With over 20 years growing and leading technology companies, Frank Bien built his career on nurturing strong corporate culture and highly efficient teams. Prior to Looker, Frank was SVP of Strategy for storage vendor Virsto (acquired by VMware) and VP of Strategic Alliances at big-data pioneer Greenplum, leading their acquisition by EMC (now Pivotal). He led Product Marketing and Strategy at early scale-out data warehousing company Sensage and was VP of Solution Sales at Vignette/OpenText. Earlier in his career he held executive roles at Dell and the Federal Reserve. Frank recently co-authored the book, Winning with Data: Transform Your Culture, Empower Your People, and Shape the Future (Wiley), which takes a deep dive into big data in business, explores the cultural changes it will bring and discusses how to adapt an organization to leverage data to its maximum effect.

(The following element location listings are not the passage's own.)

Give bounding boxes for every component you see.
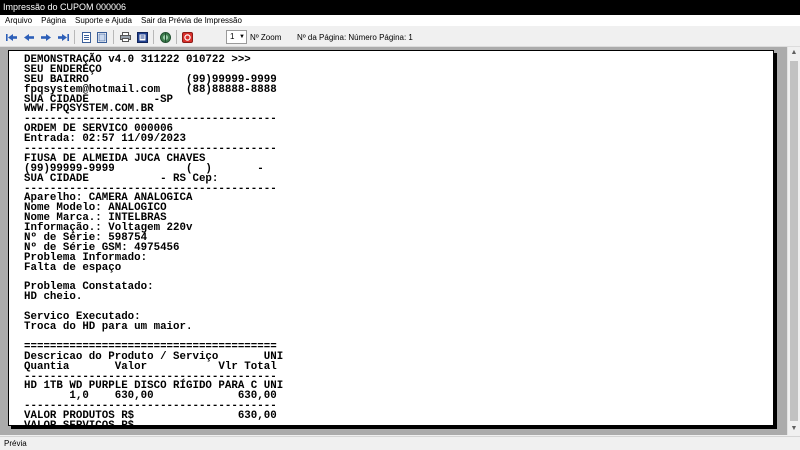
menu-bar: Arquivo Página Suporte e Ajuda Sair da P… [0, 15, 800, 26]
export-button[interactable] [159, 31, 171, 43]
vertical-scrollbar[interactable]: ▲ ▼ [787, 47, 800, 435]
zoom-select[interactable]: 1 ▼ [226, 30, 247, 44]
page-number-label: Nº da Página: Número Página: 1 [297, 33, 413, 42]
first-page-icon [5, 33, 17, 41]
status-text: Prévia [4, 439, 27, 448]
toolbar-separator [74, 30, 75, 44]
scrollbar-thumb[interactable] [790, 61, 798, 421]
single-page-button[interactable] [80, 31, 92, 43]
zoom-value: 1 [230, 32, 235, 41]
menu-suporte-ajuda[interactable]: Suporte e Ajuda [70, 15, 136, 26]
close-preview-icon [181, 31, 193, 43]
window-title-bar: Impressão do CUPOM 000006 [0, 0, 800, 15]
last-page-button[interactable] [57, 31, 69, 43]
window-title: Impressão do CUPOM 000006 [3, 2, 127, 12]
last-page-icon [57, 33, 69, 41]
receipt-line: VALOR SERVICOS R$ [24, 419, 135, 426]
toolbar-separator [113, 30, 114, 44]
printer-icon [119, 32, 131, 42]
export-icon [159, 31, 171, 43]
previous-page-button[interactable] [23, 31, 35, 43]
previous-page-icon [23, 33, 34, 41]
single-page-icon [81, 31, 91, 43]
page-setup-icon [136, 31, 148, 43]
print-setup-button[interactable] [119, 31, 131, 43]
two-pages-icon [97, 31, 107, 43]
zoom-label: Nº Zoom [250, 33, 282, 42]
receipt-line: Falta de espaço [24, 261, 122, 274]
receipt-line: Troca do HD para um maior. [24, 321, 193, 334]
preview-page: DEMONSTRAÇÃO v4.0 311222 010722 >>> SEU E… [8, 50, 774, 426]
scroll-down-icon[interactable]: ▼ [788, 423, 800, 435]
preview-viewport[interactable]: DEMONSTRAÇÃO v4.0 311222 010722 >>> SEU E… [0, 47, 800, 435]
receipt-line: HD cheio. [24, 291, 83, 304]
status-bar: Prévia [0, 436, 800, 450]
receipt-text: DEMONSTRAÇÃO v4.0 311222 010722 >>> SEU E… [24, 55, 283, 426]
chevron-down-icon: ▼ [239, 34, 245, 40]
menu-sair-previa[interactable]: Sair da Prévia de Impressão [136, 15, 246, 26]
toolbar-separator [176, 30, 177, 44]
toolbar-separator [153, 30, 154, 44]
two-pages-button[interactable] [96, 31, 108, 43]
next-page-button[interactable] [40, 31, 52, 43]
scroll-up-icon[interactable]: ▲ [788, 47, 800, 59]
page-setup-button[interactable] [136, 31, 148, 43]
next-page-icon [40, 33, 51, 41]
first-page-button[interactable] [5, 31, 17, 43]
menu-arquivo[interactable]: Arquivo [0, 15, 36, 26]
close-preview-button[interactable] [181, 31, 193, 43]
menu-pagina[interactable]: Página [36, 15, 70, 26]
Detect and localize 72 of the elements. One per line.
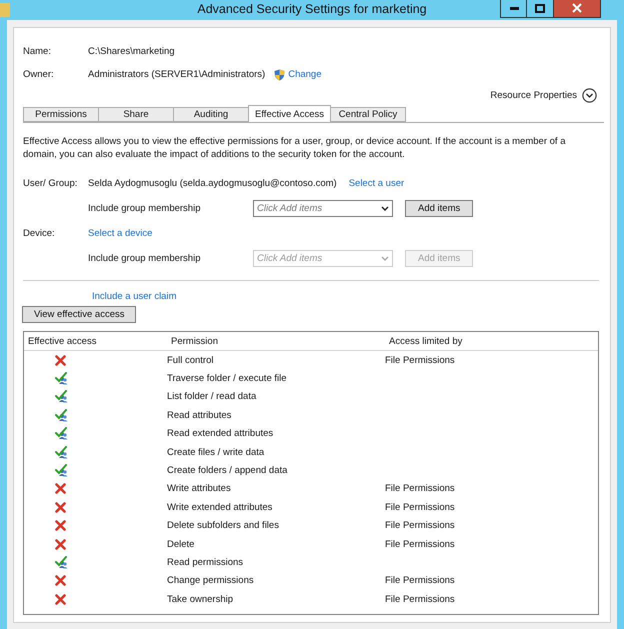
tab[interactable]: Auditing (173, 107, 249, 122)
permission-cell-text: Read extended attributes (167, 428, 274, 440)
permission-cell-text: Change permissions (167, 575, 255, 586)
permission-cell-text: Create folders / append data (167, 465, 288, 476)
column-header: Permission (170, 336, 219, 346)
limited-by-cell-text: File Permissions (385, 483, 456, 494)
caret-icon (381, 206, 389, 211)
limited-by-cell-text: File Permissions (385, 354, 456, 366)
name-label: Name: (23, 46, 52, 57)
minimize-button[interactable] (500, 0, 528, 18)
folder-icon (0, 3, 10, 17)
permission-cell-text: Take ownership (167, 594, 234, 605)
select-user-link[interactable]: Select a user (348, 178, 404, 188)
check-users-icon (55, 446, 69, 459)
expand-icon[interactable] (582, 88, 597, 103)
check-users-icon (55, 556, 69, 569)
minimize-icon (510, 6, 518, 10)
view-effective-access-button[interactable]: View effective access (22, 306, 136, 322)
tab[interactable]: Share (98, 107, 174, 122)
permission-cell-text: Traverse folder / execute file (167, 373, 288, 384)
tab[interactable]: Central Policy (330, 107, 406, 122)
column-header: Access limited by (388, 336, 464, 346)
description-text: Effective Access allows you to view the effective permissions for a user, group, or device account. If the account is a member of a domain, you can also evaluate the impact of additions to the security token for the account. (23, 135, 566, 161)
check-users-icon (55, 427, 69, 440)
x-mark-icon (55, 354, 66, 366)
x-mark-icon (55, 575, 66, 586)
permission-cell-text: Write attributes (167, 483, 232, 494)
column-header: Effective access (27, 336, 98, 346)
x-mark-icon (55, 483, 66, 494)
group-membership-dropdown[interactable]: Click Add items (253, 200, 393, 217)
permission-cell-text: Delete (167, 538, 196, 550)
limited-by-cell-text: File Permissions (385, 520, 456, 532)
include-user-claim-link[interactable]: Include a user claim (92, 290, 176, 302)
limited-by-cell-text: File Permissions (385, 594, 456, 605)
limited-by-cell-text: File Permissions (385, 502, 456, 513)
window-title: Advanced Security Settings for marketing (197, 2, 427, 16)
permission-cell-text: Read attributes (167, 410, 232, 421)
x-mark-icon (55, 520, 66, 532)
permission-cell-text: Write extended attributes (167, 502, 274, 513)
x-mark-icon (55, 538, 66, 550)
caret-icon (381, 256, 389, 261)
limited-by-cell-text: File Permissions (385, 538, 456, 550)
check-users-icon (55, 408, 69, 422)
check-users-icon (55, 372, 69, 386)
close-button[interactable] (553, 0, 601, 18)
user-group-label: User/ Group: (23, 178, 78, 188)
maximize-button[interactable] (526, 0, 554, 18)
permission-cell-text: Read permissions (167, 556, 244, 568)
group-membership-label: Include group membership (88, 203, 202, 214)
change-owner-link[interactable]: Change (288, 69, 322, 80)
device-label: Device: (23, 228, 56, 239)
permission-cell-text: Delete subfolders and files (167, 520, 280, 532)
group-membership-label: Include group membership (88, 253, 202, 264)
owner-label: Owner: (23, 69, 55, 80)
x-mark-icon (55, 502, 66, 513)
name-value: C:\Shares\marketing (88, 46, 175, 57)
resource-properties-label: Resource Properties (490, 90, 577, 101)
check-users-icon (55, 464, 69, 478)
permission-cell-text: Full control (167, 354, 214, 366)
tab[interactable]: Permissions (23, 107, 99, 122)
select-device-link[interactable]: Select a device (88, 228, 152, 239)
check-users-icon (55, 390, 69, 404)
add-items-button[interactable]: Add items (405, 200, 474, 217)
close-icon (572, 3, 582, 13)
x-mark-icon (55, 594, 66, 605)
permission-cell-text: Create files / write data (167, 446, 266, 458)
owner-value: Administrators (SERVER1\Administrators) (88, 69, 266, 80)
maximize-icon (535, 4, 545, 12)
permission-cell-text: List folder / read data (167, 391, 258, 402)
shield-icon (274, 68, 286, 80)
user-group-value: Selda Aydogmusoglu (selda.aydogmusoglu@contoso.com) (88, 178, 337, 188)
limited-by-cell-text: File Permissions (385, 575, 456, 586)
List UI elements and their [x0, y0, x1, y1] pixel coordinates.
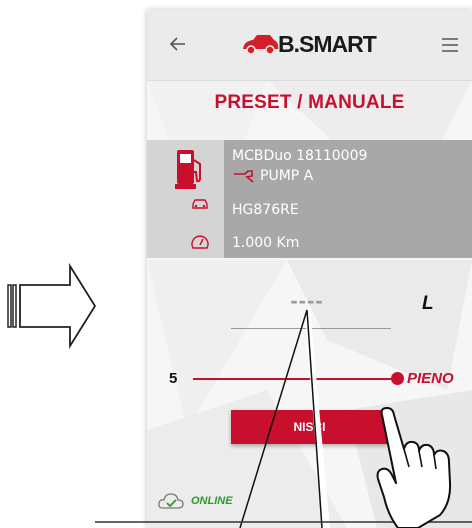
cloud-check-icon [158, 493, 184, 509]
hamburger-menu-icon[interactable] [441, 37, 459, 53]
fuel-pump-icon [175, 150, 201, 189]
arrow-right-icon [7, 262, 97, 350]
finish-button-label: NISCI [293, 420, 326, 434]
slider-thumb[interactable] [391, 372, 404, 385]
speedometer-icon [191, 235, 209, 249]
quantity-input[interactable]: ---- [272, 288, 342, 314]
license-plate: HG876RE [232, 202, 299, 218]
pump-row: PUMP A [233, 168, 313, 184]
quantity-slider[interactable] [193, 378, 399, 380]
device-name: MCBDuo 18110009 [232, 148, 368, 164]
pump-name: PUMP A [260, 168, 314, 184]
slider-min-label: 5 [169, 370, 178, 387]
brand-name: B.SMART [278, 30, 377, 57]
car-logo-icon [243, 35, 279, 55]
pointing-hand-icon [376, 407, 452, 528]
status-label: ONLINE [191, 495, 233, 507]
app-header: B.SMART [147, 10, 472, 81]
finish-button[interactable]: NISCI [231, 410, 388, 444]
nozzle-icon [234, 169, 254, 183]
quantity-underline [231, 328, 391, 329]
slider-max-label: PIENO [407, 370, 454, 387]
connection-status: ONLINE [157, 490, 233, 512]
page-title: PRESET / MANUALE [214, 92, 405, 113]
quantity-unit: L [422, 293, 434, 314]
brand-logo: B.SMART [240, 30, 377, 57]
odometer-value: 1.000 Km [232, 235, 300, 251]
car-icon [192, 199, 208, 209]
info-icon-column [147, 140, 224, 258]
vehicle-info-card: MCBDuo 18110009 PUMP A HG876RE 1.000 Km [147, 140, 472, 258]
arrow-left-icon[interactable] [168, 34, 188, 54]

Frank, could you describe the first ‘aÂha’ moment when you realized the power of data?
When you work every day in data, you constantly hear fun stories about how data helped in some one-off way. It’s kind of like data trivia. My big ah-ha moment came about eight months after starting at Looker. I visited several customers in San Francisco one day when we were shooting testimonial interviews — they were completely unscripted and un-prepped. But all of the customers said the same thing — that they had finally been able to start building a data culture. They actually had a lot of their business team users going into the tool to ask questions or get information that guided what they did that day. They would get facts because they were easy to access. The projects had moved from traditional analytic “rearview mirror” analysis to using massive amounts of data to inform very practical business questions. My experience until then was that people just stopped asking questions because it was too hard — even with expensive new tools. But here was a rapid succession of customers I was talking to that all were telling us that Looker had actually moved them to the next level. It was a huge ah-ha moment that we were onto something. That shifting culture was actually possible given the right environment and toolset.

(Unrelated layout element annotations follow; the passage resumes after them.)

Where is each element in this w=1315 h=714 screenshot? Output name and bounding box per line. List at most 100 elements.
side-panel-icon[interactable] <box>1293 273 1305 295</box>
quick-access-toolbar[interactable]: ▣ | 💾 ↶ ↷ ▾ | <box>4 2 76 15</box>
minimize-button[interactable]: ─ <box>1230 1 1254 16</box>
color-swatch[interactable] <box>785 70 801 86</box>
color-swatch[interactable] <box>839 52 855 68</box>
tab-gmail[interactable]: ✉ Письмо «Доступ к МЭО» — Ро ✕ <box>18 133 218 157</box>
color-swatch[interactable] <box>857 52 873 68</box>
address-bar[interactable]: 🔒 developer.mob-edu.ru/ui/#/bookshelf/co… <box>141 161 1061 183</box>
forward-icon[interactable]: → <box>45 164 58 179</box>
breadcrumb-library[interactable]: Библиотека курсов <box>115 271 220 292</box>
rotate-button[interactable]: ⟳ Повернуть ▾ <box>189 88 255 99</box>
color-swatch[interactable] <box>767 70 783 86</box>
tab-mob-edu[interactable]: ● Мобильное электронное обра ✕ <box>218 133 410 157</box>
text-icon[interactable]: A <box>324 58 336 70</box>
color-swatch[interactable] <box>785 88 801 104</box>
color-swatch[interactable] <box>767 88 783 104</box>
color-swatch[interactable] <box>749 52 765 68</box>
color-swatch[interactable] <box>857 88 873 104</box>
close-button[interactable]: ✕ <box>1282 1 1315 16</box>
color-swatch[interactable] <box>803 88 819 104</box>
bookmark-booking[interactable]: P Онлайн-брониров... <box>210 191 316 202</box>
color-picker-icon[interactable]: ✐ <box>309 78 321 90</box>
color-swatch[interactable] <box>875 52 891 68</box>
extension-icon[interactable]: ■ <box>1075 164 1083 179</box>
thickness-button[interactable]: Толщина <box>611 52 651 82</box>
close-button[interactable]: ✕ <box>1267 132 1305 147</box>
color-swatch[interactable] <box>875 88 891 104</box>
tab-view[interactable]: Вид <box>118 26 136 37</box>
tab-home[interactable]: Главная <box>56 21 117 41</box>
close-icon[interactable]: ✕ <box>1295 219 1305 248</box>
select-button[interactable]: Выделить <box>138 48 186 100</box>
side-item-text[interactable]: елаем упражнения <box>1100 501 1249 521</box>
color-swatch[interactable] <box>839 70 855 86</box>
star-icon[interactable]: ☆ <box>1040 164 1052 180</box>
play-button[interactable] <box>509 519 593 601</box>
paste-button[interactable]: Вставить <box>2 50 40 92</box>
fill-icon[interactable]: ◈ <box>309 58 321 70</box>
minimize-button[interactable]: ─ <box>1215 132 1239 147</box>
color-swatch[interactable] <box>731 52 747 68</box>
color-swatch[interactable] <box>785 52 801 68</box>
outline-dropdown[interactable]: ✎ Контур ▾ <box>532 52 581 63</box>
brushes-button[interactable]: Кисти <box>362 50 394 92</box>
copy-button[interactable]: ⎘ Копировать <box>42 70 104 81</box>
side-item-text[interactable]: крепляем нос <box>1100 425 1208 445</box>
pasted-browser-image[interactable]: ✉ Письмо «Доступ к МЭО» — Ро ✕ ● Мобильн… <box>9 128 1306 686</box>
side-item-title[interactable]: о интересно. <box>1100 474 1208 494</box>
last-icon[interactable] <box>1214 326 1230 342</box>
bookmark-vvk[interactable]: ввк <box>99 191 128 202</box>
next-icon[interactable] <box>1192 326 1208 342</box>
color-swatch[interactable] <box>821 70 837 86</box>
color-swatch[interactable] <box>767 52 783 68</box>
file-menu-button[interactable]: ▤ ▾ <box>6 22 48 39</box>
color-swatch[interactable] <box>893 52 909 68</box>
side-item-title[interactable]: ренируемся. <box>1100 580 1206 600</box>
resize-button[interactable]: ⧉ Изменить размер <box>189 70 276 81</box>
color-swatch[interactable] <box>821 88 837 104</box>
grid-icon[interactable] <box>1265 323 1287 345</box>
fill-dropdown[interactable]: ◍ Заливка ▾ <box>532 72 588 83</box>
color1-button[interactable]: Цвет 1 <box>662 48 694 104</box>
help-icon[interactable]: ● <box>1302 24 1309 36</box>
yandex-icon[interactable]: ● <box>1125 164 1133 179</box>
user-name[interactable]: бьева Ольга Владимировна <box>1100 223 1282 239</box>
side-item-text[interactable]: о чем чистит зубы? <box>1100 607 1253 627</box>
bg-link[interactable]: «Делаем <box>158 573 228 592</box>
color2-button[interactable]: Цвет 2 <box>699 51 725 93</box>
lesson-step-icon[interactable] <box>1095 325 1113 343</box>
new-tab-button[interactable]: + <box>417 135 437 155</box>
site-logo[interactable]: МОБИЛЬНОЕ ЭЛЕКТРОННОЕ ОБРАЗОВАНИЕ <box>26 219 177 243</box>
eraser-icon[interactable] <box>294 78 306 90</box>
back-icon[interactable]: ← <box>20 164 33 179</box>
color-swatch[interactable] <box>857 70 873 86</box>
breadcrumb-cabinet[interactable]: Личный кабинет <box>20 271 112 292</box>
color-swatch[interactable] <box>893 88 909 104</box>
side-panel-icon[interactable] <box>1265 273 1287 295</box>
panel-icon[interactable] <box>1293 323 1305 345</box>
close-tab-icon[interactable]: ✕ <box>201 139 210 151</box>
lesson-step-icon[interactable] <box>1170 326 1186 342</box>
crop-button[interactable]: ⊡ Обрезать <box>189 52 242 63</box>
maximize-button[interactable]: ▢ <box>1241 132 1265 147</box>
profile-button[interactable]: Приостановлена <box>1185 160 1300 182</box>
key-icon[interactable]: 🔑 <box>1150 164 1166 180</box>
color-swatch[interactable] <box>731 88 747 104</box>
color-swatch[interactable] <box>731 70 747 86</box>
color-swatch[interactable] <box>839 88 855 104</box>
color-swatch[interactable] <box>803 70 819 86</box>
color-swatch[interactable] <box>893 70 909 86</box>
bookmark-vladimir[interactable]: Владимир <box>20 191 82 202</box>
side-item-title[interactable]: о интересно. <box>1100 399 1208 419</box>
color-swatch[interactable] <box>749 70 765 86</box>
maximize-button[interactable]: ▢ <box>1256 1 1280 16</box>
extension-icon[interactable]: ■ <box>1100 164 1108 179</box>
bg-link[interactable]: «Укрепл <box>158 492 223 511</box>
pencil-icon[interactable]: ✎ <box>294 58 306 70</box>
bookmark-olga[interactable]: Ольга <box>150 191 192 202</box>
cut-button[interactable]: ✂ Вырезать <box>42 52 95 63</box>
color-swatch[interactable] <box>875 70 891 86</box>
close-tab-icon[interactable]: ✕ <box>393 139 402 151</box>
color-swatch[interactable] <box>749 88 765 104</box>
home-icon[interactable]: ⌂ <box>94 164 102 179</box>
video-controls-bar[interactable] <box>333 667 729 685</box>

When should a company start building a data culture? At what stage of growth does data start to make a difference?Â
I think new companies are almost always starting off with data in mind. Generally, they’re trying to disrupt some entrenched larger company that’s moving too slowly or not seeing things clearly. Data is often part of their business plan. So it may actually be a different question — how do you build data culture before it’s too late. I’d bet a lot of taxi companies might be asking that question now. It’s never too early, but it’s often too late.
If a company has its data and BI tools in place, what’s the biggest impediment to spreading a dataÂ-driven culture? What steps can help overcome the challenge?

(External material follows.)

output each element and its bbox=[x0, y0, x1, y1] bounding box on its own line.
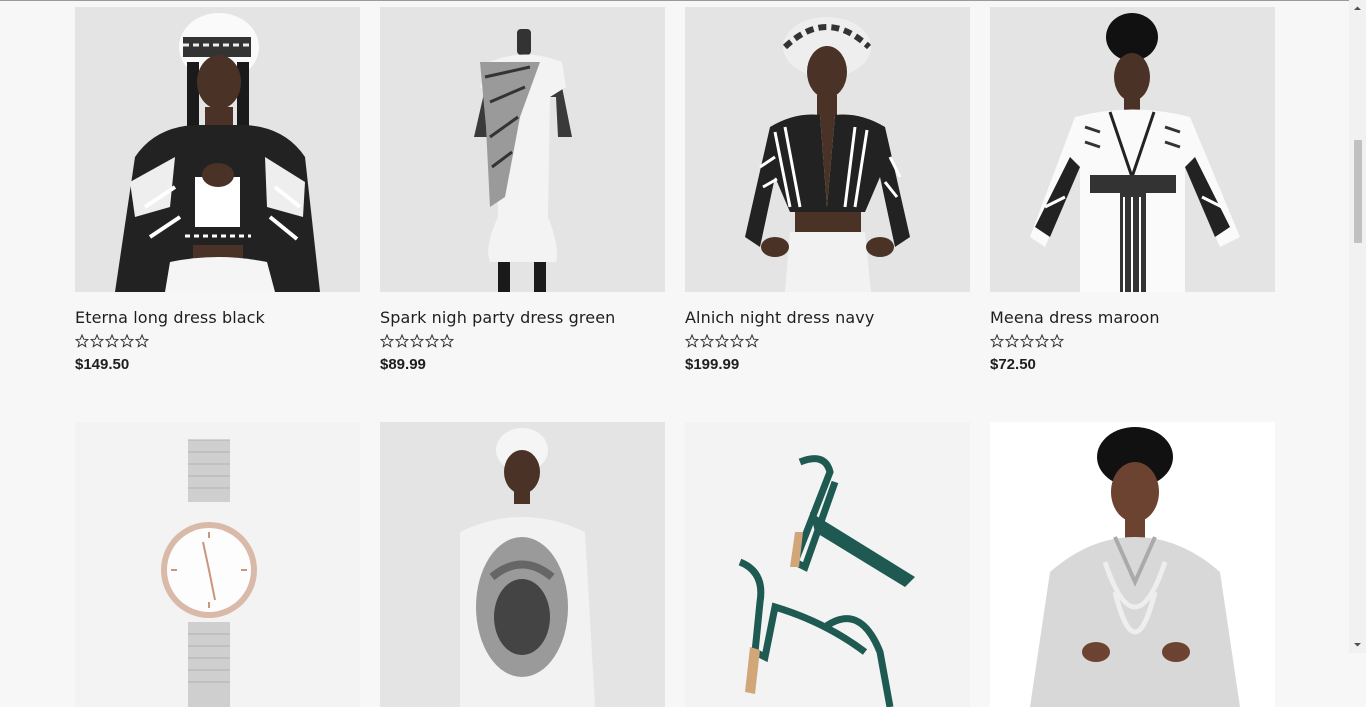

I think the problem is often in the data supply chain — the myriad of piece-meal tools people have put in place often to replace some monolithic beast like Business Objects or Cognos. But this mess of tools is probably even more complex. There are pieces to do integration, transformation, wrangling, governance, visualization and exploration. We’ve really created a mess in data supply chains right at the time everyone woke up and realized data is important. We haven’t seen the new, modern data stack that solves these piece-meal problems. Looker is hoping to be that platform.
 What are the biggest pitfalls or common mistakes that people make when interpreting data?
We actually have a phrase for it: “data brawls”. So often, as people have tried to do self-service visualization, everyone is describing the same data metrics differently. For example, Lifetime Value of a customer (LTV) or even more core questions like what is a “customer”. Marketing Ops uses a different formula, Sales is using the wrong data, Finance is stripping out tax but other teams aren’t. When you don’t have a common language, you end up with a Tower of Babel… everyone is screaming, but nobody can hear each other. Nobody can agree. Because everyone is working in silos, often they don’t even know that they’re disagreeing until it’s too late. This underlying failure to have reliability in data makes people think they are all right, when clearly that can’t be true.
How do you decide which data you should be collecting? Is it really best to just store everything you can, or does that create a mess later?
We think this is the big disrupter. It’s when people can capture enormous amounts of data in really inexpensive analytic data stores, and they don’t have to know how to organize it toward specific questions up front. Call it a data lake, or call it something else — it doesn’t matter. What we have to do as technology vendors is provide that last mile of value on top that lets organizations take advantage of the giant steps forward on the data infrastructure side. So far, the tools on top have only just evolved slightly. We’re trying to cause a revolution.
What do you see as the next significant innovation in how businesses use data? Where is this movement headed?
A. We have to clean up the mess first. We’ve only solved how to capture and store the information — now we need to help people get real value out of it. Not just for science experiments, but to engrain data into the core decision-making processes in companies. To actually wrap data around business process in the same way transactional systems like Salesforce.com did.  That’s where data moves from an out-of-cycle business step to part of the core work process. When we solve that, the next big evolution can take place.